As for whether the rest of the world needs another wikitext parser:
well, they keep writing them, so there must be some reason why this
keeps happening. It's true that language chauvinism plays a part, but
the inflexibility of the current approach is probably a big factor as
well. The current system mashes parsing and emitting to HTML together,
very intimately, and a lot of people would like those to be separate.
- if they're doing research or stats, and want a more "pure", more
normalized form than HTML or Wikitext.
- if they're Google, and they want to get all the city infobox data
and reuse it (this is a real request we've gotten)
- if they're OpenStreetMaps, and the same thing;
- if they're emitting to a different format (PDF, LaTeX, books);
- if they're emitting to HTML but with different needs (like mobile);
And then there's the stuff which you didn't know you wanted, but which
becomes easy once you have a more flexible parser.
A couple of months ago I wrote a mini PEG-based wikitext parser in
JavaScript, that Special:UploadWizard is using, today, live on Commons.
http://svn.wikimedia.org/viewvc/mediawiki/trunk/extensions/UploadWizard/res…
http://svn.wikimedia.org/viewvc/mediawiki/trunk/extensions/UploadWizard/res…
While it was a bit of a heavy download (7K compressed) this gave me the
ability to do pluralizations in the frontend (e.g. "3 out of 5 uploads
complete") even for difficult languages like Arabic. Great!
But the unexpected benefit was that it also made it a snap to add very
complicated interface behaviour to our message strings. Actually, right
now, with this library + the ingenious way that wikitext does i18n, we
may have one of the best libraries out there for internationalized user
interfaces. I'm considering splitting it off; it could be useful for any
project that used translatewiki.
But I don't actually want to use JavaScript for anything but the final
rendering stages (I'd rather move most of this parser to PHP) so stay tuned.

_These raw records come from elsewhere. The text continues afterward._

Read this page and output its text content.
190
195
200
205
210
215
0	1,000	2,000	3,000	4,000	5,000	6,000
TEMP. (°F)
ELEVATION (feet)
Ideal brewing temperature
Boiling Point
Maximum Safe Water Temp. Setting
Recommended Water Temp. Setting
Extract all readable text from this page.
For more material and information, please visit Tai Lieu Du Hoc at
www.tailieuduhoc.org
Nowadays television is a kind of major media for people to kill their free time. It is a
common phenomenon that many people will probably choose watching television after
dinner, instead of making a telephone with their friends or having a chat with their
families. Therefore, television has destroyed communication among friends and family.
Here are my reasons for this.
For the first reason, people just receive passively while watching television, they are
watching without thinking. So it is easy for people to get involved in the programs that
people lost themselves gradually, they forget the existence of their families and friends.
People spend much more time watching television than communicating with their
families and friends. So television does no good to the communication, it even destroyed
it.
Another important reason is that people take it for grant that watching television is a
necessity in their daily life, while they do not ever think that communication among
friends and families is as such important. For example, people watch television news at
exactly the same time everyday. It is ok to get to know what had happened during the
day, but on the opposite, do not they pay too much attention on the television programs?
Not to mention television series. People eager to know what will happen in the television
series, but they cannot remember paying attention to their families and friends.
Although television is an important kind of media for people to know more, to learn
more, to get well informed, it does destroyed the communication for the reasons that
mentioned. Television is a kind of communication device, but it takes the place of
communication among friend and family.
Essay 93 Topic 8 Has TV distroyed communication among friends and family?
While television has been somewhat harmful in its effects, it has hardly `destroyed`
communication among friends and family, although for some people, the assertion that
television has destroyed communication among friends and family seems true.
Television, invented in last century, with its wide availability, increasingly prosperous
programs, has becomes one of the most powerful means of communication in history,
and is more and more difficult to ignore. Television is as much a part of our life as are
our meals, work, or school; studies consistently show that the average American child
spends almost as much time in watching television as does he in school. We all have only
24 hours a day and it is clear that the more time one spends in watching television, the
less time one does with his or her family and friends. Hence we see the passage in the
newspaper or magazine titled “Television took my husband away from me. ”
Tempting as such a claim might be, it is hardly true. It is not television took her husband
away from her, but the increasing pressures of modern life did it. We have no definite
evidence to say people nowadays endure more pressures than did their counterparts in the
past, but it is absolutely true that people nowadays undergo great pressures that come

Anyway, I think it's obviously possible for us to do some RTE, and some
of this stuff, with the current parser. But I'm optimistic that a new
parsing strategy will be a huge benefit to our community, and our
partners, and partners we didn't even know we could have. Imagine doing
RTE with an implementation in a JS frontend, that is generated from some
of the same sources that the PHP backend uses.
For what it's worth: whenever I meet with Wikia employees the topic is
always about what MediaWiki and the WMF can do to make their RTE hacks
obsolete. That doesn't mean that their RTE isn't the right way forward,
but the people who wrote it don't seem to be very strong advocates for
it. But I don't want to put words in their mouth; maybe one of them can
add more to this thread?
--
Neil Kandalgaonkar <neilk(a)wikimedia.org>